Namun, ketika Mendagri meminta untuk mencabut gugatan, hal itu menurutnya tidak bisa diputuskan oleh pemko.
"Saat melayangkan judicial review, itu adalah hasil rapat paripurna. Otomatis, kalau untuk mencabut pun harus diparipurnakan lagi. Mau dicabut atau tidak," jelasnya.
Di sisi lain, lanjut Ibnu, proses hukum sudah melangkah begitu jauh. Bahkan sudah menjalani sidang keempat, dengan agenda mendengarkan keterangan pihak terkait.
"Dan sidang kelima yaitu pembuktian. Di tengah jalan seperti ini bolehkah kami mencabut?," tanyanya.
Lebih jauh, Ibnu menekankan, judicial review yang dilayangkan ke MK bukanlah soal sengketa atau persoalan hukum antar daerah.
Pihaknya hanya menerima dampak dari dibuatnya undang-undang itu. Sehingga ketika adanya kondisi itu, jalur yang dipakai adalah jalur konstitusional.

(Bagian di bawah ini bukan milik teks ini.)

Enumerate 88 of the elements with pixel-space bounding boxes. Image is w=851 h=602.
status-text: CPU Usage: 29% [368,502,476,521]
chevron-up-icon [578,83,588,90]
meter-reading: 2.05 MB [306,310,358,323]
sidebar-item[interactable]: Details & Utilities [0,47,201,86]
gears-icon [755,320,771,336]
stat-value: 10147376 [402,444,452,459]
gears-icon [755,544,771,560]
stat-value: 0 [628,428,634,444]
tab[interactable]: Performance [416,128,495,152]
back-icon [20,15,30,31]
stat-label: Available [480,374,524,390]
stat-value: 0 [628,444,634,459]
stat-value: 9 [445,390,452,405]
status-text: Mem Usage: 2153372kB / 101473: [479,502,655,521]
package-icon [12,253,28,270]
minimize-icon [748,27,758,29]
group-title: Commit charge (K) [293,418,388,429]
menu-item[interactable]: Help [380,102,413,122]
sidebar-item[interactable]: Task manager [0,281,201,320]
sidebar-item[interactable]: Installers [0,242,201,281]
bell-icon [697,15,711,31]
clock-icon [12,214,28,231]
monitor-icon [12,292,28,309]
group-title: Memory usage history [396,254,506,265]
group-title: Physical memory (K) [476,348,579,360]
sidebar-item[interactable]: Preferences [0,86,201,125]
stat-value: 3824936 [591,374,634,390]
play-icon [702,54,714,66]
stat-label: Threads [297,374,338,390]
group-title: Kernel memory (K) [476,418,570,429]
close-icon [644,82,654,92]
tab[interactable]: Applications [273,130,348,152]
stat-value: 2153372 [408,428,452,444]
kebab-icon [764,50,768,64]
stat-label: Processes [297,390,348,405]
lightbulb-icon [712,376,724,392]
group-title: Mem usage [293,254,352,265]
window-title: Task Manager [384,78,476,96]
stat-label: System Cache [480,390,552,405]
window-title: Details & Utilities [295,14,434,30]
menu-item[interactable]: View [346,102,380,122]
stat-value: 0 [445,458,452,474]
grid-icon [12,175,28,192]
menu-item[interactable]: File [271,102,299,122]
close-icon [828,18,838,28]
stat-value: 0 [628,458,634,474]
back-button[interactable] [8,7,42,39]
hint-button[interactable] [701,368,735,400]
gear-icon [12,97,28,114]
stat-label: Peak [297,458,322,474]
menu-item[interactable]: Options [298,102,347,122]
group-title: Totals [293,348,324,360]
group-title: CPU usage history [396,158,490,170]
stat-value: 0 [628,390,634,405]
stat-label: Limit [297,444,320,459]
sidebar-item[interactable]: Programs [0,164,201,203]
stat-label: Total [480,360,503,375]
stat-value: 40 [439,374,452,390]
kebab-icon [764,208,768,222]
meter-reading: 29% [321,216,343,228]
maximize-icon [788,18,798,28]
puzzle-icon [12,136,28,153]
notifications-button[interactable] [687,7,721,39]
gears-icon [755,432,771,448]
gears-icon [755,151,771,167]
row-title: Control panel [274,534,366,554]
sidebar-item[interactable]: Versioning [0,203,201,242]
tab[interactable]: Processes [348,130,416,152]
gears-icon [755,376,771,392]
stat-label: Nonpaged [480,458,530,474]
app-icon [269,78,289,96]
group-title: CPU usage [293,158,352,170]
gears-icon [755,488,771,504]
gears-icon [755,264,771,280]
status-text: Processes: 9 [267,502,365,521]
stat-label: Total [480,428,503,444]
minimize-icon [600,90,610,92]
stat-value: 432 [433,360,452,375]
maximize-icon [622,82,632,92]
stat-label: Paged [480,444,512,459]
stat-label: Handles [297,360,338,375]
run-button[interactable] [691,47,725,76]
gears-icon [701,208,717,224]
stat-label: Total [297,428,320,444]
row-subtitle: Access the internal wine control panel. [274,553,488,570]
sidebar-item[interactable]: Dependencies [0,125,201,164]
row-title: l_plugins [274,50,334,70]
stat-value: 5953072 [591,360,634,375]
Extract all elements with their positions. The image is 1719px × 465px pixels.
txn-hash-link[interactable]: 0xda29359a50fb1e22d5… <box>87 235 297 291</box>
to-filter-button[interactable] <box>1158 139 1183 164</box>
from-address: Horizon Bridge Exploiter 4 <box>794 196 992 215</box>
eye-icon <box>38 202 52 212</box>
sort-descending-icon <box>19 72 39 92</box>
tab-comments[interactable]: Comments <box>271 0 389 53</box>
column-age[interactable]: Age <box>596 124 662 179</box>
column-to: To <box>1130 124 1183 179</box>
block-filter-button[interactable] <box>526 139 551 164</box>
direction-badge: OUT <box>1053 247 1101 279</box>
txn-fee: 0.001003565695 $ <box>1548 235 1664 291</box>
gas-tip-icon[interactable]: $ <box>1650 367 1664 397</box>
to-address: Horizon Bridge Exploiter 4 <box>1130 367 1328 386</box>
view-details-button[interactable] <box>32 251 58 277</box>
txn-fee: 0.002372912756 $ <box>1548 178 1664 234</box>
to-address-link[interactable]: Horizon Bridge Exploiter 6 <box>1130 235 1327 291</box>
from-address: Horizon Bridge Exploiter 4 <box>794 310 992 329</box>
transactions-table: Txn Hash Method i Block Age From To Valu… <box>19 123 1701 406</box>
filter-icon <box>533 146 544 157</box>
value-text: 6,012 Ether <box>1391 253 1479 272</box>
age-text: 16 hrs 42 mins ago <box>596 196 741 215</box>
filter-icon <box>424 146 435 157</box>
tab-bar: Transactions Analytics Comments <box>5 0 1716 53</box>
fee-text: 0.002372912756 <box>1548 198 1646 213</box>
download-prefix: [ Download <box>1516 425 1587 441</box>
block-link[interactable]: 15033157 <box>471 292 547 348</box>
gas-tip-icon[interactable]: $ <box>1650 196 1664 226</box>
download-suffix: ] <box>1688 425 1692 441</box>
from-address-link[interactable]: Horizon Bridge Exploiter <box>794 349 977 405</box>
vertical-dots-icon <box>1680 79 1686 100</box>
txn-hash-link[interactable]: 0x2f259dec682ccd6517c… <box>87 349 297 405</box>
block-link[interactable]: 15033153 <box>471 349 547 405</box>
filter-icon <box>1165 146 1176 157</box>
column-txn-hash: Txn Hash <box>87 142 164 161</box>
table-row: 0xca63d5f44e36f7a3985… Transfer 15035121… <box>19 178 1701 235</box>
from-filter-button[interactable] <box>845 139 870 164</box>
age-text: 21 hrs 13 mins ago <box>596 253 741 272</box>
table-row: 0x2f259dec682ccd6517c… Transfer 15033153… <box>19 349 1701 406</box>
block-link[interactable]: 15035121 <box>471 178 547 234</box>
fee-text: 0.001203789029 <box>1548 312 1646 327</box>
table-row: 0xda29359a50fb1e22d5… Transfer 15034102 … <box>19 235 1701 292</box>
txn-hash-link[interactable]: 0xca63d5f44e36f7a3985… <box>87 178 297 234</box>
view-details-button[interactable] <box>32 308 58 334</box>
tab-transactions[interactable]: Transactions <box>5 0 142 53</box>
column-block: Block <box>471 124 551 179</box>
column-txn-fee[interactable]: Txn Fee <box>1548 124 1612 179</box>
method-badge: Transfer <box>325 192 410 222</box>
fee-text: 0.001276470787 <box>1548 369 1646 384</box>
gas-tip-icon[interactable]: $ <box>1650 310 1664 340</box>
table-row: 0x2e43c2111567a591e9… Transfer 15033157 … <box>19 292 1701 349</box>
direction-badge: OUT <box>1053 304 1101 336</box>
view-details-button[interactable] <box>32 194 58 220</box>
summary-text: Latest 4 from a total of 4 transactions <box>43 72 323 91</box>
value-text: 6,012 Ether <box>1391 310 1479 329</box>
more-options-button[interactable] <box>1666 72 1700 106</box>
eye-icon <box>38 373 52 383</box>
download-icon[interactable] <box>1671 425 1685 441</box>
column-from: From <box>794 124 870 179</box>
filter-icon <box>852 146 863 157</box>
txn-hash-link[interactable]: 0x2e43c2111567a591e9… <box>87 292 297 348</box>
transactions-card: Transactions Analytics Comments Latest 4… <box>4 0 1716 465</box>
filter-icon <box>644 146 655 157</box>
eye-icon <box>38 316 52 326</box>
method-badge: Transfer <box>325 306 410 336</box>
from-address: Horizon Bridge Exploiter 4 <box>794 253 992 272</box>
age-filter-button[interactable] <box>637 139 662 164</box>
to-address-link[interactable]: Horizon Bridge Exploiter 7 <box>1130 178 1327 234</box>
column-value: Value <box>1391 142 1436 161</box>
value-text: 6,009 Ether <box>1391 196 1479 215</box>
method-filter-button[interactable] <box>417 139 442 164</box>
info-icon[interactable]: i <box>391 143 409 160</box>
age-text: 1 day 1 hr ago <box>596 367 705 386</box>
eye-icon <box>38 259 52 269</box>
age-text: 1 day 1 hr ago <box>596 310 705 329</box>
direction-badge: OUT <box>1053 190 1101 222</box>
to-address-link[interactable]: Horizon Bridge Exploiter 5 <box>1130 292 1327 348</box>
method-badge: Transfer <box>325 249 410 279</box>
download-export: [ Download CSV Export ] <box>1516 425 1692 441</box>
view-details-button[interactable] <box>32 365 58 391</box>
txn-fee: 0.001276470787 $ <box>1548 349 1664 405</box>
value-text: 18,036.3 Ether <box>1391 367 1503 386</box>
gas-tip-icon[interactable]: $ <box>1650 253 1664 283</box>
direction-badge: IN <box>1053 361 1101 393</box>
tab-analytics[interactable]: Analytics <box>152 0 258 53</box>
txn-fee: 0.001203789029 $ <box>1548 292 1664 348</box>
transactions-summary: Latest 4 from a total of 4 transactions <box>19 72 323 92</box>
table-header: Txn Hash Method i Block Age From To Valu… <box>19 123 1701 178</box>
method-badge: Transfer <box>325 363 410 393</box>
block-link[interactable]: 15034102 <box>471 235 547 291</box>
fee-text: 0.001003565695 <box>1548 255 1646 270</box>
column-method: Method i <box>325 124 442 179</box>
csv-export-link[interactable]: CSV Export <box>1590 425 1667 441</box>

"Itu hanya berlaku bila persoalan yang ditangani adalah sengketa antar daerah. Sekali lagi, yang dialami ini kan bukan sengketa," pungkasnya
"Contohnya ada di Kabupaten Kerinci. Yang bersengketa dengan daerah pemekaran baru. Rebutan aset. Lalu bersengketa ke pengadilan. Sedangkan yang dialami sekarang bukan sengketa," tuntas Ibnu.
Sekedar diketahui, selain dilayangkan langsung ke wali kota, surat itu juga ditembuskan ke Inspektur Jenderal Kemendagri, Direktur Jenderal Otonomi Daerah Kemendagri di Jakarta.
Kemudian, Gubernur Kalsel dan Ketua DPRD Kota Banjarmasin.